São poucas as pessoas famosas que tenho vontade de conhecer. Como a maioria delas já morreu, é uma vontade à qual nem dou muita trela.
Mas queria — muito! — conhecer gente que realmente importa, e que é totalmente desconhecida.
A pessoa cuja mala é a primeira a aparecer na esteira do aeroporto, por exemplo. Em décadas de Galeão, Santos Dumont, Guarulhos, Congonhas, Confins, Afonso Pena, Ezeiza, Barajas, La Guardia, nunca vi essa criatura. Algo me diz que as primeiras malas que surgem na esteira sejam cenográficas. São colocadas ali pelo pessoal das infraeros locais para distrair os que desembarcam e lhes dar a falsa impressão de que sua bagagem foi tirada da barriga do avião com a mesma avidez com que os passageiros arrancam do compartimento superior os seus pertences de mão e se acotovelam no corredor da aeronave tão logo o trem de pouso toca o solo.
Minha bagagem nunca esteve entre as 50 ou 100 primeiras a desfilar na esteira. Algumas vezes, sequer apareceu — e teve que ser resgatada dias depois.

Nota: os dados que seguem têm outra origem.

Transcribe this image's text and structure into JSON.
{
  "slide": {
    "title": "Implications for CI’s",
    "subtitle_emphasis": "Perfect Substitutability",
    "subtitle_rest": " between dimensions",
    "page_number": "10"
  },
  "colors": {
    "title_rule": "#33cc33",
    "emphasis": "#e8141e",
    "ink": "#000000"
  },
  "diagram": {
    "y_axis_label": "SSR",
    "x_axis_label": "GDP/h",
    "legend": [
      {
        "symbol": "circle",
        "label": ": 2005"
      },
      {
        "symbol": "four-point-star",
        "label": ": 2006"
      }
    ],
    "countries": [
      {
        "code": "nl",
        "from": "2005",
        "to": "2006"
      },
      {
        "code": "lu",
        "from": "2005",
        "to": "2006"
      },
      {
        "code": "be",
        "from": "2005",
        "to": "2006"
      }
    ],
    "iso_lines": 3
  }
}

Mas há de haver alguém que mal pisou na sala de desembarque e já deu de cara com seu trambolho mumificado em plástico transparente, cheio de etiquetas e com a alça arrebentada, à sua espera. Há de haver, não é possível. Essa pessoa eu queria conhecer, saber como é a emoção desse reencontro, o que ela faz para ter uma bagagem com fidelidade canina, e que vem saudá-la tão logo ouça seus passos percutindo o piso de granito do saguão.
Eu queria conhecer a pessoa que consegue vaga perto da escada rolante do shopping. Sempre tem carro nessa vaga, e me pergunto se a pessoa chega na véspera, e acampa na entrada do shopping — com colchonete, garrafinha de água e pacote de biscoitos, para garantir essa vaga (“a” vaga), como fazem os fãs das cantoras pop e dos grupos de frangotes coreanos quando eles se dignam a vir ao Brasil.
Queria conhecer alguém que tenha sido bem atendido numa loja da Claro. Que realmente tenha ficado bem numa calça que a vendedora da Taco disse estava ótima. Que tenha acertado de primeira algum captcha do CAU ou do Nota Carioca. Que tenha sido atendido no horário marcado num consultório médico.
Alguém em quem a anestesia tenha pegado de primeira, no tratamento de canal. Cujas palavras tenham sido transcritas com fidelidade numa entrevista dada por telefone. Que seja parecido consigo mesma na foto da carteira de motorista (aquela que tem que ser feita no Detran, sem pré nem pós produção, por uma funcionária impaciente, e sem sequer um espelhinho pelo qual se possa ajeitar o cabelo).
Essas são as pessoas que contam. As pessoas raras. Afortunadas. Que nasceram com aquela parte da anatomia onde os políticos escondem dinheiro voltada para a Lua. Pessoas que têm um quê, um it, um borogodó, um jenessequá. As que chegam a um restaurante da Dias Ferreira e tem mesa. Que escolhem um sapato na vitrine — e tem a cor e o número, e o sapato não só é confortável como está na promoção.
Alguém que lembre em quem votou para vereador nas últimas eleições. Que nunca tenha tido vontade de matar o/a vizinho/a de cima. Alguém ímpar, extraordinário, do tipo que já comeu no McDonald’s um sanduíche igual ao do anúncio. Ou que tenha recebido troco numa loja de R$ 1,99.